Concentriamoci sul quid.
Con la Francia abbiamo giocato alla pari tutta la partita e perso per un pelo (ingenuità nostra, errore dell'arbitro, piede perfetto del calciatore francese). Con l'Inghilterra abbiamo giocato alla pari 60 minuti, poi siamo crollati per ragioni nervose /fisiche. Idem con la Scozia, con l'aggravante che abbiamo cominciato in salita e non siamo riusciti a scuoterci (ma la Scozia di quest'anno è forte, ragazzi!). Il crollo vero è avvenuto con Irlanda e Galles, quando ormai il vento soffiava potente contro la nostra nazionale: infortuni, soprattutto, ma anche gufi neri appollaiati ovunque e autostima sotto i tacchi.
Siamo sicuri che sia stata la tragedia nazionale di cui tutti farneticano? Non è che rientra nel gioco delle cose che si facciano due o tre anni buoni e due o tre anni meno buoni? E siamo consapevoli che per la nostra nazionale due o tre anni buoni vogliono dire finire davanti alla Scozia e giocarsela con un paio di altre, non vincere il Sei Nazioni?

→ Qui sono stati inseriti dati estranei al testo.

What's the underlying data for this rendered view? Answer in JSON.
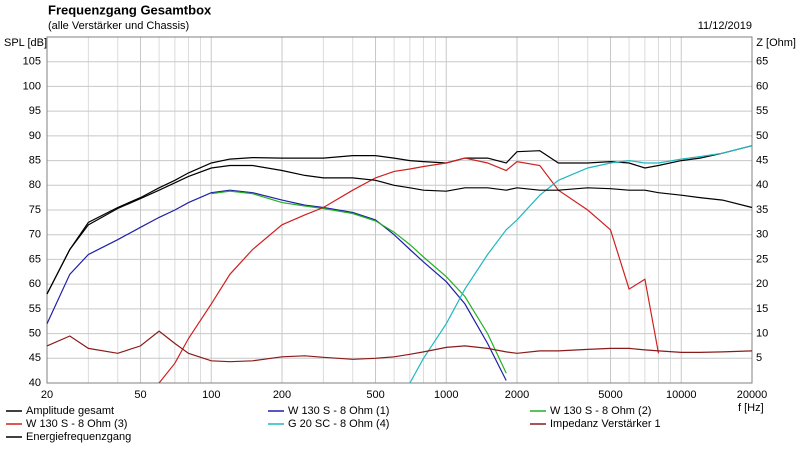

Come movimento ondeggiamo tra il quinto e il sesto posto in Europa, tra il decimo e il 15 nel mondo. E siccome nel rugby non si bluffa, lì stiamo!
Non criminalizziamo i ragazzi vestiti di azzurro: quest'anno la sfiga si è accanita, con gli infortuni (con il Galles avevamo fuori 15 giocatori potenzialmente titolari) e quant'altro.
Piuttosto, capiamoci meglio su stato delle cose, obiettivi, metodi  e tempi (e in questo la federazione potrebbe fare  un lavoro di comunicazione migliore): non si annullano gap pluridecennali in poco tempo, neanche iniettando valanghe di soldi nel movimento. Ci vuole tempo, progettazione e pazienza. Con la consapevolezza che ci vuole un'Italian way of rugby che ancora non è stata individuata: una strada che molto ha a che fare con lo sport, ma molto ha a che fare anche con la nostra mentalità e non può prescindere dalla nostra storia.